Lufthansa CEO Spohr also took the opportunity during this mornings conference to announce the company would be avoiding job losses as much as possible through a variety of channels including unpaid leave, early retirements and reduced working hours for affected staff. Spohr strongly encouraged unions to accept this offers in order to prevent job losses throughout the Lufthansa Group of operations, which today employs over 100 000 staff worldwide. During the conference, it was also noted that yesterday, on the 24th of June, a deal was brokered with German cabin crew union UFO to save EUR500 million in operating costs extending until 2023, preventing any loss of jobs for the airlines' 22 000 cabin crew members based across Europe. However, it was also noted the airline has not had as much success as of yet in negotiating with the unions representing the Lufthansa Group pilots and engineering staff.


In recent weeks, the Lufthansa Group also announced it was calling of governments in other nations where its subsidiaries such as SWISS, Austrian, Brussels Airlines and Air Dolomiti are located to give financial assistance.. The government bailout, however, has not prevented Lufthansa becoming a smaller company with the message reiterated in today's conference that the airline would be a "smaller and more efficient" carrier in the future with 100 of the group's 763 aircraft to be removed from the fleet in the near term to ensure it could "repay every cent" of the money from the government loan it will use to survive this crisis.

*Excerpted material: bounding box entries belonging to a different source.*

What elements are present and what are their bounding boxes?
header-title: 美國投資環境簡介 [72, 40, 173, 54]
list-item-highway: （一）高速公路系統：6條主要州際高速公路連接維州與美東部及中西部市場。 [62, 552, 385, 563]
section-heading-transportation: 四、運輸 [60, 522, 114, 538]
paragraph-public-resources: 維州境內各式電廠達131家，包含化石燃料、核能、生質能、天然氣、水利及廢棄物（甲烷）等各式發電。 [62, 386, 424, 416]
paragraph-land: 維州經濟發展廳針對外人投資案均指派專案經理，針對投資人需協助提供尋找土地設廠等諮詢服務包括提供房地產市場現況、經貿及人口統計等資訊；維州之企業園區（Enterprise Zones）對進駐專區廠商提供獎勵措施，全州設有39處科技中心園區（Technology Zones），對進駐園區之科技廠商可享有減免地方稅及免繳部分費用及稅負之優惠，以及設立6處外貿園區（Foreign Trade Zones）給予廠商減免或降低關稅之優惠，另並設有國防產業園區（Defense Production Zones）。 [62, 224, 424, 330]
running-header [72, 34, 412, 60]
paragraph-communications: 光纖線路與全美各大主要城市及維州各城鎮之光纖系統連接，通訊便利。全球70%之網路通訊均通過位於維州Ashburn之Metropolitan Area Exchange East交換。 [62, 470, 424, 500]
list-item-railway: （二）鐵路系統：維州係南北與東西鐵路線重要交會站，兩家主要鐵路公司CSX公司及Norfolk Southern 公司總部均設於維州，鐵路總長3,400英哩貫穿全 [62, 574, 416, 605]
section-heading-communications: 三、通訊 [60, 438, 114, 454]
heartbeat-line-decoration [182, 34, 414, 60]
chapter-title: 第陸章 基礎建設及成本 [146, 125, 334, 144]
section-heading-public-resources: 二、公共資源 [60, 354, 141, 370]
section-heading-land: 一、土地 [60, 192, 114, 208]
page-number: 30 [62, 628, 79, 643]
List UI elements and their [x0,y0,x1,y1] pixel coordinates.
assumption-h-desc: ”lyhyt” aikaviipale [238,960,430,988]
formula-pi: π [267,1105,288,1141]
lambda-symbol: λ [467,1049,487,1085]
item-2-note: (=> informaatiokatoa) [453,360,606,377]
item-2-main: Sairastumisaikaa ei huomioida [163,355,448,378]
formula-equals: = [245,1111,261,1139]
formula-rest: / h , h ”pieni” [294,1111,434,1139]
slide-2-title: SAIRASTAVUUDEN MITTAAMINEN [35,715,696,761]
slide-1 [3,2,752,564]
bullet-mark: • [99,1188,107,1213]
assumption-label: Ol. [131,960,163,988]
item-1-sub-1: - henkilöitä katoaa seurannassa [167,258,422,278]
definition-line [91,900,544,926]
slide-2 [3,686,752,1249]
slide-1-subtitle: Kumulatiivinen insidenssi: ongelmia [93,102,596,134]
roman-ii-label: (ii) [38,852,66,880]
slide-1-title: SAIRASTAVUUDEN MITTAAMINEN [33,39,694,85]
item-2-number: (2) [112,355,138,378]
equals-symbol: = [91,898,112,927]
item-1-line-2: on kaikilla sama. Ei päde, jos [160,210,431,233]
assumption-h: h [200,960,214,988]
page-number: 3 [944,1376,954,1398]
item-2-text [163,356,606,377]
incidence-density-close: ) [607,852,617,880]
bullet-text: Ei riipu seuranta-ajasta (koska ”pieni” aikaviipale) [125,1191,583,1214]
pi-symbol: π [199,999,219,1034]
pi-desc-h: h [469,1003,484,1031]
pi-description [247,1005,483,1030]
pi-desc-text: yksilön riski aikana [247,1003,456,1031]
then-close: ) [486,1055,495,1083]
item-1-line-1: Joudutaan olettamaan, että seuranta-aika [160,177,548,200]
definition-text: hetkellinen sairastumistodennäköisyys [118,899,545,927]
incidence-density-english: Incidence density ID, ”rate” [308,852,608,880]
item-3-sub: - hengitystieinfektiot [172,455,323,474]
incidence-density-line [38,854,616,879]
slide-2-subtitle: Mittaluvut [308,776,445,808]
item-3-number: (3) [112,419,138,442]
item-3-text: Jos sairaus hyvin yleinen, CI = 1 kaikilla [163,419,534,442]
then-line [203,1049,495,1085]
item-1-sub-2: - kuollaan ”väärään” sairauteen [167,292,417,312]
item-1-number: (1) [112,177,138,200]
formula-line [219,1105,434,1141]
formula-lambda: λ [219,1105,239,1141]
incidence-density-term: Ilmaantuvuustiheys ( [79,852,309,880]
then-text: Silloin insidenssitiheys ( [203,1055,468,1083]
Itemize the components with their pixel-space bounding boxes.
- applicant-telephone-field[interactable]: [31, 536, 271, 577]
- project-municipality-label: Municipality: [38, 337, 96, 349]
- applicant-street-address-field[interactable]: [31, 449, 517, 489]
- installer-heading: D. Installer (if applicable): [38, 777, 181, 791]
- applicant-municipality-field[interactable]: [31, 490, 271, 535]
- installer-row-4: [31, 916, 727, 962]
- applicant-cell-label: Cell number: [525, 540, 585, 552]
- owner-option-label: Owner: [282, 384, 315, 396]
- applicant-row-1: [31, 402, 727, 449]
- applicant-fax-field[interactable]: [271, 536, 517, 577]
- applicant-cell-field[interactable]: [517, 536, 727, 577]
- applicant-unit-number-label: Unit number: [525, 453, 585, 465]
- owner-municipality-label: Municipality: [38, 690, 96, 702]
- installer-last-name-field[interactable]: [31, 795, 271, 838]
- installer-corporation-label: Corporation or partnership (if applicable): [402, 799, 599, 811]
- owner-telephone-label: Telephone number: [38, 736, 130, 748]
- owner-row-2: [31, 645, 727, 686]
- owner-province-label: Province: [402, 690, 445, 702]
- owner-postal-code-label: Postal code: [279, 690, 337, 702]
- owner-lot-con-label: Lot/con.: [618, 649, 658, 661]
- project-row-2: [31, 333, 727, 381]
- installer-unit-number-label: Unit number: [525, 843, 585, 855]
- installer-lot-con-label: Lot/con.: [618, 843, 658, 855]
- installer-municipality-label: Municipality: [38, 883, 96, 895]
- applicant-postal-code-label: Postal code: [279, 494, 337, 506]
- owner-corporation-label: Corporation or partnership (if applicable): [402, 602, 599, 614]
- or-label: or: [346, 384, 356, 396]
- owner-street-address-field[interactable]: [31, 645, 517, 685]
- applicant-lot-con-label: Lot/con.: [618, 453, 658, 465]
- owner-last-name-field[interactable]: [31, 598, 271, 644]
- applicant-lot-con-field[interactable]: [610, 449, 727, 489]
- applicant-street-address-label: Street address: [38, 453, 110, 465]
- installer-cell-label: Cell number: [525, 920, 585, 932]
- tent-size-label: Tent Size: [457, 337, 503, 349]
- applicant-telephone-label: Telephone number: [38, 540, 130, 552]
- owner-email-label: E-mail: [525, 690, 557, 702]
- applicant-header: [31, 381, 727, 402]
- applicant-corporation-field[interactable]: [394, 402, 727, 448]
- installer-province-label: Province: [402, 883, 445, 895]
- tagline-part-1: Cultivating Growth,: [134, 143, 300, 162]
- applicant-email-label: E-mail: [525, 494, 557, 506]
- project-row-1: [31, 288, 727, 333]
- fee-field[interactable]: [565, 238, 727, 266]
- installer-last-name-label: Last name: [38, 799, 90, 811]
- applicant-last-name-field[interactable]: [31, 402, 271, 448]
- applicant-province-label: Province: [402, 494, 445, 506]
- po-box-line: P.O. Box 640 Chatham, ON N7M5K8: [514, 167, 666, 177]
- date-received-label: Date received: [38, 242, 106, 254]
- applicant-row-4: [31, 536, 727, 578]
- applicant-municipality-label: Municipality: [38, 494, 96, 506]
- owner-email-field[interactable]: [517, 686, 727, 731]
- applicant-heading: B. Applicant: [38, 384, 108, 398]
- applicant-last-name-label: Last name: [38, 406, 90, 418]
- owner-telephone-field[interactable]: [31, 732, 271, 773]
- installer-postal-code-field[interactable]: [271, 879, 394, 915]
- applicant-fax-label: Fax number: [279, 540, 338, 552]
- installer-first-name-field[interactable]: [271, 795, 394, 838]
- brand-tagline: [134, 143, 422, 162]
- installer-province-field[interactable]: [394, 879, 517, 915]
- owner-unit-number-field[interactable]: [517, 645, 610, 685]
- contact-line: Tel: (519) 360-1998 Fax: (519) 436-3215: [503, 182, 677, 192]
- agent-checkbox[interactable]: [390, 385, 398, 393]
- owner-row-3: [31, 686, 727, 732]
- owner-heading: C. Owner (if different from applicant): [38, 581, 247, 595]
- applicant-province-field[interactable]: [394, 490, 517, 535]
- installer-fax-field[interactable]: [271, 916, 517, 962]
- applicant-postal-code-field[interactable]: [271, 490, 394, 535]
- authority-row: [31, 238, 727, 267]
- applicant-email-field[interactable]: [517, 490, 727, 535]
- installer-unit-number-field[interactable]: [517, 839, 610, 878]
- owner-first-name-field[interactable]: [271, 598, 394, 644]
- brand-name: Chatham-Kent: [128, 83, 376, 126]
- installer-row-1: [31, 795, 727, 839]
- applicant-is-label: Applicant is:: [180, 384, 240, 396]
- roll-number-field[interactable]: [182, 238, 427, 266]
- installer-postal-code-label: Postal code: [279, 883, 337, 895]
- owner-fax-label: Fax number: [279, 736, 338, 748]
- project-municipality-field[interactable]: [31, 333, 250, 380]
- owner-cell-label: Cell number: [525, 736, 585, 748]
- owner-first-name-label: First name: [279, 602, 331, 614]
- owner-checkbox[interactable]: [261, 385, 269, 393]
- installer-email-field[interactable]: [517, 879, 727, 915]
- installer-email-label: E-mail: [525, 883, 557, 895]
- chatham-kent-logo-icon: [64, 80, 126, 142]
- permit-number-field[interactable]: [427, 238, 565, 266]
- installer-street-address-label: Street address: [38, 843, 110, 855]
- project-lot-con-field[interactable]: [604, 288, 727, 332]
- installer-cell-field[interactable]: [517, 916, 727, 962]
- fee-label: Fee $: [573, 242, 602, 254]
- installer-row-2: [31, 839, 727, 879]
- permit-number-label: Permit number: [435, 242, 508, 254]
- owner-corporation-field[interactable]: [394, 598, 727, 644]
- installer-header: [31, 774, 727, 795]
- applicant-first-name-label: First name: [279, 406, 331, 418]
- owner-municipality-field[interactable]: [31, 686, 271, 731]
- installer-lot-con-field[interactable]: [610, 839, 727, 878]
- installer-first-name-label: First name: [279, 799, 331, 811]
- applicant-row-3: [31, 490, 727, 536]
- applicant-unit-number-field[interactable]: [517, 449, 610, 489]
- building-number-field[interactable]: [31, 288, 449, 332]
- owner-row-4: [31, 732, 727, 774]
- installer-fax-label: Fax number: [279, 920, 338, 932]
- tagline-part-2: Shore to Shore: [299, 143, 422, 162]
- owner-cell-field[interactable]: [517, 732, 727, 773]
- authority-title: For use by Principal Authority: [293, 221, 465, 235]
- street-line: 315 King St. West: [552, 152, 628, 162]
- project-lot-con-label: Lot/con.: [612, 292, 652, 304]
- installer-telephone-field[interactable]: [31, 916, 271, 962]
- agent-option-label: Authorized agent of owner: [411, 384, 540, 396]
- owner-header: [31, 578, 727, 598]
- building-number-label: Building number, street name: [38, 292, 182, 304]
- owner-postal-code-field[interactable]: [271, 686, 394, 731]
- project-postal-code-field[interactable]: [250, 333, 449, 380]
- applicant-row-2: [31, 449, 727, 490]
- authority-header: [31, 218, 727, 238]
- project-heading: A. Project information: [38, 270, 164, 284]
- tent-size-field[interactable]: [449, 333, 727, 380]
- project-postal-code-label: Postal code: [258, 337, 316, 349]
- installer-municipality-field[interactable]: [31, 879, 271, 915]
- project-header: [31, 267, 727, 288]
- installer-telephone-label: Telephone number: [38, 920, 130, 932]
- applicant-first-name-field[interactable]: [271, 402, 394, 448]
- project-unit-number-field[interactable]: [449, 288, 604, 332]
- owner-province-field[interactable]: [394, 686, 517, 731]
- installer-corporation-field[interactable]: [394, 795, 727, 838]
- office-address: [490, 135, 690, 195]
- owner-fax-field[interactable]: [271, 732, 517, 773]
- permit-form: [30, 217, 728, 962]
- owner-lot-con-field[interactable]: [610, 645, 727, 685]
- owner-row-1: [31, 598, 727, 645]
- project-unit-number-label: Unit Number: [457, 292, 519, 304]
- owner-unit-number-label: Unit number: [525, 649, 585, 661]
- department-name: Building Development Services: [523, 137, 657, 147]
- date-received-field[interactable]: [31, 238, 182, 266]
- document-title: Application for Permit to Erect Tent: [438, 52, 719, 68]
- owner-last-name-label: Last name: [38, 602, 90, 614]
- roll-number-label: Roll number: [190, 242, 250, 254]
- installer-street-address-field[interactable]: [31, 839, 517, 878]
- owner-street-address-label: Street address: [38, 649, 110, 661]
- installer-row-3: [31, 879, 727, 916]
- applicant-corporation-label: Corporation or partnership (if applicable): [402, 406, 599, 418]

The bailout has been widely endorsed by Lufthansa Group employees who lined the company's head office fences with banners calling on shareholders to approve the deal in order to ensure the airlines future as the national carrier of Germany. But it appears the airline's competition is not equally impressed about the announcement with Ryanair announcing it would be challenging the bailout in a Luxembourg court stating Lufthansa did not need the loan to survive "but to fight off competition in the market."